Relacy Race Detector heavily uses fibers to emulate threads. I've implemented the trick in version 2.4, and it basically boils down to replacement of the following code:

typedef ucontext_t fiber_t;

void create_fiber(fiber_t& fib, void(*ufnc)(void*), void* uctx)

{

getcontext(&fib);

size_t const stack_size = 64*1024;

fib.uc_stack.ss_sp = (::malloc)(stack_size);

fib.uc_stack.ss_size = stack_size;

fib.uc_link = 0;

makecontext(&fib, ufnc, 1, uctx);

}

inline void switch_to_fiber(fiber_t& fib, fiber_t& prev)

{

swapcontext(&prev, &fib);

}

with the following code:

struct fiber_t

{

ucontext_t fib;

jmp_buf jmp;

};

struct fiber_ctx_t

{

void(* fnc)(void*);

void* ctx;

jmp_buf* cur;

ucontext_t* prv;

};

static void fiber_start_fnc(void* p)

{

fiber_ctx_t* ctx = (fiber_ctx_t*)p;

void (*ufnc)(void*) = ctx->fnc;

void* uctx = ctx->ctx;

if (_setjmp(*ctx->cur) == 0)

{

ucontext_t tmp;

swapcontext(&tmp, ctx->prv);

}

ufnc(uctx);

}

inline void create_fiber(fiber_t& fib, void(*ufnc)(void), void* uctx)

{

getcontext(&fib.fib);

size_t const stack_size = 64*1024;

fib.fib.uc_stack.ss_sp = (::malloc)(stack_size);

fib.fib.uc_stack.ss_size = stack_size;

fib.fib.uc_link = 0;

ucontext_t tmp;

fiber_ctx_t ctx = {ufnc, uctx, &fib.jmp, &tmp};

makecontext(&fib.fib, (void(*)())fiber_start_fnc, 1, &ctx);

swapcontext(&tmp, &fib.fib);

}

inline void switch_to_fiber(fiber_t& fib, fiber_t& prv)

{

if (_setjmp(prv.jmp) == 0)

_longjmp(fib.jmp, 1);

}

Note that I am using _setjmp/_longjmp instead of setjmp/longjmp (that usually also save and restore signal mask). On Linux it gave me 2.5x speedup instantly, while on Darwin that single change gave me astonishing 7x speedup.

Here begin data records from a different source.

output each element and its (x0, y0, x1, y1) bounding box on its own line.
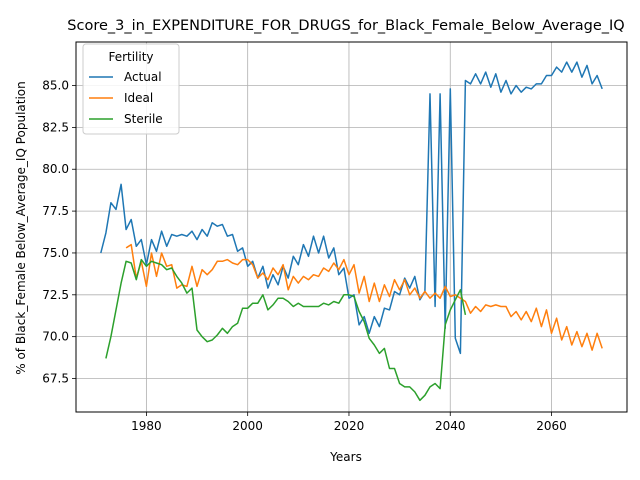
series-line-ideal (125, 243, 603, 351)
y-tick-label: 72.5 (42, 288, 69, 302)
legend-title: Fertility (108, 50, 153, 64)
x-tick-label: 2020 (334, 419, 365, 433)
legend-label: Sterile (124, 112, 163, 126)
series-line-actual (100, 61, 603, 355)
y-axis-title: % of Black_Female Below_Average_IQ Popul… (14, 81, 28, 375)
legend-label: Ideal (124, 91, 153, 105)
x-tick-label: 2000 (232, 419, 263, 433)
axis-ticks: 1980 2000 2020 2040 2060 67.5 70.0 72.5 75.0 77.5… (42, 79, 567, 433)
y-tick-label: 67.5 (42, 372, 69, 386)
y-tick-label: 85.0 (42, 79, 69, 93)
legend: Fertility Actual Ideal Sterile (82, 43, 180, 135)
x-tick-label: 2040 (435, 419, 466, 433)
y-tick-label: 70.0 (42, 330, 69, 344)
chart-title: Score_3_in_EXPENDITURE_FOR_DRUGS_for_Bla… (67, 18, 624, 34)
plot-frame (75, 41, 628, 413)
y-tick-label: 82.5 (42, 120, 69, 134)
x-tick-label: 1980 (131, 419, 162, 433)
grid-lines (76, 42, 627, 412)
y-tick-label: 77.5 (42, 204, 69, 218)
series-line-sterile (105, 258, 467, 402)
series-lines (100, 61, 603, 402)
x-axis-title: Years (329, 450, 362, 464)
y-tick-label: 75.0 (42, 246, 69, 260)
legend-box (82, 43, 180, 135)
y-tick-label: 80.0 (42, 162, 69, 176)
legend-label: Actual (124, 70, 162, 84)
legend-entries: Actual Ideal Sterile (89, 70, 163, 126)
x-tick-label: 2060 (536, 419, 567, 433)
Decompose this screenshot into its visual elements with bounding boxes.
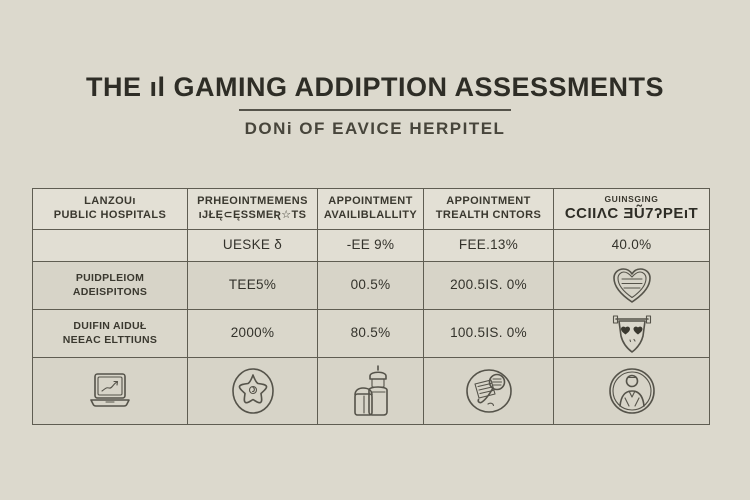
row2-label: PUIDPLEIOM ADEISPITONS bbox=[33, 262, 188, 310]
cell-value: UESKE δ bbox=[222, 237, 283, 253]
header-text: PRHEOINTMEMENS bbox=[197, 195, 308, 208]
row4-icon-cell bbox=[33, 358, 188, 424]
row1-cell: FEE.13% bbox=[424, 230, 554, 262]
row4-icon-cell bbox=[554, 358, 709, 424]
row-label: DUIFIN AIDUŁ bbox=[73, 320, 147, 333]
row2-cell: 00.5% bbox=[318, 262, 424, 310]
magnifier-badge-icon bbox=[465, 369, 512, 413]
row4-icon-cell bbox=[424, 358, 554, 424]
title-block: THE ıl GAMING ADDIPTION ASSESSMENTS DONi… bbox=[0, 72, 750, 139]
cell-value: 200.5IS. 0% bbox=[450, 277, 527, 293]
cell-value: 00.5% bbox=[350, 277, 391, 293]
header-hospitals: LANZOUı PUBLIC HOSPITALS bbox=[33, 189, 188, 230]
header-text: CCIIΛC ƎŨ7ʔPEıT bbox=[564, 204, 699, 222]
header-text: LANZOUı bbox=[84, 195, 136, 208]
assessment-table: LANZOUı PUBLIC HOSPITALS PRHEOINTMEMENS … bbox=[32, 188, 710, 425]
row3-label: DUIFIN AIDUŁ NEEAC ELTTIUNS bbox=[33, 310, 188, 358]
row2-cell: 200.5IS. 0% bbox=[424, 262, 554, 310]
bottle-icon bbox=[353, 365, 388, 416]
header-text: AVAILIBLALLITY bbox=[323, 209, 418, 221]
row3-cell: 80.5% bbox=[318, 310, 424, 358]
star-badge-icon bbox=[231, 368, 274, 414]
laptop-chart-icon bbox=[90, 373, 130, 407]
title-divider bbox=[239, 109, 511, 111]
cell-value: FEE.13% bbox=[458, 237, 519, 253]
heart-stripes-icon bbox=[612, 267, 651, 303]
page-subtitle: DONi OF EAVICE HERPITEL bbox=[244, 119, 506, 138]
page-title: THE ıl GAMING ADDIPTION ASSESSMENTS bbox=[85, 72, 665, 102]
cell-value: 2000% bbox=[230, 325, 275, 341]
row2-cell: TEE5% bbox=[188, 262, 318, 310]
row1-cell: -EE 9% bbox=[318, 230, 424, 262]
header-text: GUINSGING bbox=[604, 194, 659, 205]
header-text: PUBLIC HOSPITALS bbox=[53, 209, 167, 221]
header-text: APPOINTMENT bbox=[328, 195, 413, 208]
row-label: NEEAC ELTTIUNS bbox=[62, 333, 158, 346]
cell-value: -EE 9% bbox=[346, 237, 395, 253]
header-clinic-support: GUINSGING CCIIΛC ƎŨ7ʔPEıT bbox=[554, 189, 709, 230]
row-label: PUIDPLEIOM bbox=[75, 272, 145, 285]
row3-cell: 100.5IS. 0% bbox=[424, 310, 554, 358]
row1-cell: 40.0% bbox=[554, 230, 709, 262]
cell-value: 40.0% bbox=[611, 237, 652, 253]
row1-label bbox=[33, 230, 188, 262]
cell-value: 80.5% bbox=[350, 325, 391, 341]
pennant-hearts-icon bbox=[612, 314, 651, 353]
header-text: ıJŁĘ⊂ĘSSMEƦ☆TS bbox=[198, 209, 307, 221]
cell-value: 100.5IS. 0% bbox=[450, 325, 527, 341]
header-text: TREALTH CNTORS bbox=[435, 209, 542, 221]
row3-icon-cell bbox=[554, 310, 709, 358]
header-availability: APPOINTMENT AVAILIBLALLITY bbox=[318, 189, 424, 230]
row4-icon-cell bbox=[188, 358, 318, 424]
header-assessments: PRHEOINTMEMENS ıJŁĘ⊂ĘSSMEƦ☆TS bbox=[188, 189, 318, 230]
cell-value: TEE5% bbox=[228, 277, 277, 293]
row4-icon-cell bbox=[318, 358, 424, 424]
person-badge-icon bbox=[608, 368, 655, 414]
row1-cell: UESKE δ bbox=[188, 230, 318, 262]
row-label: ADEISPITONS bbox=[72, 285, 148, 298]
header-health-centers: APPOINTMENT TREALTH CNTORS bbox=[424, 189, 554, 230]
header-text: APPOINTMENT bbox=[446, 195, 531, 208]
row3-cell: 2000% bbox=[188, 310, 318, 358]
row2-icon-cell bbox=[554, 262, 709, 310]
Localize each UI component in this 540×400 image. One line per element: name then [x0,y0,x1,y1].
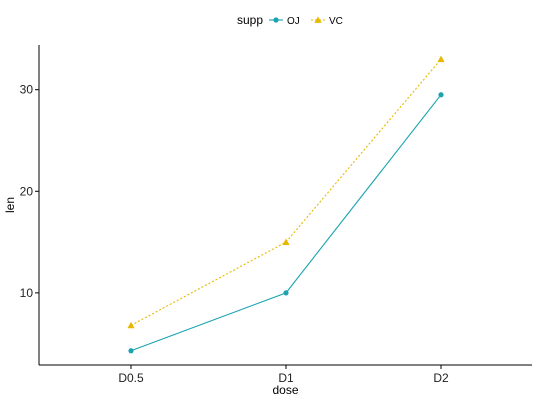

A fly in the ointment is that some builds on some platforms (namely, release builds on Linux) start crashing with the "longjmp causes uninitialized stack frame" error message. It's quite reasonable because a trivial debug check is able to detect that longjmp tries to jump upwards which is definitely incorrect (of course in reality the code does not tries to jump upwards, it tries to jump to a completely unrelated stack). The good news is that the check can be suppressed with #undef _FORTIFY_SOURCE.